Scientists say that these lifeforms are responsible for adding oxygen in terrestrial atmosphere, a cornerstone for the evolution of life.

Indian geologists have found evidence of chemical weathering of rocks that led to the formation of very old soil, and this alteration could be done only in the presence of oxygen.

Using the naturally occurring uranium-lead isotope decay system, scientists were able to determine the age of the soil at least 3.02 billion years.

The chemical weathering of rocks found in ancient soil, or paleosol, as geologists call it, is compatible with the presence of high levels of atmospheric oxygen at that time, said researchers at Trinity College Dublin, who collaborated with specialists from Presidency University of Calcutta, India.

 The soil came from the Singhbhum Craton of Odisha, India, a region where part of the crust remained stable and unchanged for billions of years.
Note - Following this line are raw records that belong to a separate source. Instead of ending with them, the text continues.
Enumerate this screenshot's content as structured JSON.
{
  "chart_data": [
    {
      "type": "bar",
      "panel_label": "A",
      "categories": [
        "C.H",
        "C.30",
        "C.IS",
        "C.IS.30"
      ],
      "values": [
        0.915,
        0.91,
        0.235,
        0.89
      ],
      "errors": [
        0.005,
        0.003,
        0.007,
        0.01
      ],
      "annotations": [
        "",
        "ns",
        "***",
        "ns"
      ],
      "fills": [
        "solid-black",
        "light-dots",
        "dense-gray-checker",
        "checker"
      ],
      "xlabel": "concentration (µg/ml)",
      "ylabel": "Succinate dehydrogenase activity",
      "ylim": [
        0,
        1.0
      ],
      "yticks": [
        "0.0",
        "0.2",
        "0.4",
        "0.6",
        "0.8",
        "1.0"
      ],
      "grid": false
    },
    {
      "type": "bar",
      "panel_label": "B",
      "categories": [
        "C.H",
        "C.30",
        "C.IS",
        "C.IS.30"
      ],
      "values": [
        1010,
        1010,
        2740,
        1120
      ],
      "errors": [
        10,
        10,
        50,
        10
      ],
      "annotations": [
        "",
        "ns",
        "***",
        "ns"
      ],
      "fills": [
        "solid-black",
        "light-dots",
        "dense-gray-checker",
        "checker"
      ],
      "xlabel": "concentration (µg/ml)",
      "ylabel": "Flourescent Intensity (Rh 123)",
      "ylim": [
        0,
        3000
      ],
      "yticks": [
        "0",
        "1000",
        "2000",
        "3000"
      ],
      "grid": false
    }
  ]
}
These high oxygen levels could only have been produced by organisms that were capable of photosynthesis., say researchers, showing that the discovery helps to fill some empty spaces in what was known about the evolution of the early Earth.

The Singhbhum Craton of Odisha

The Singhbhum Craton of Odisha

‘This paleosol from India is telling us that there was a short-lived pulse of atmospheric oxygenation and this occurred considerably earlier than previously envisaged.’ said Professor Quentin Crowley at Trinity College, who led the study.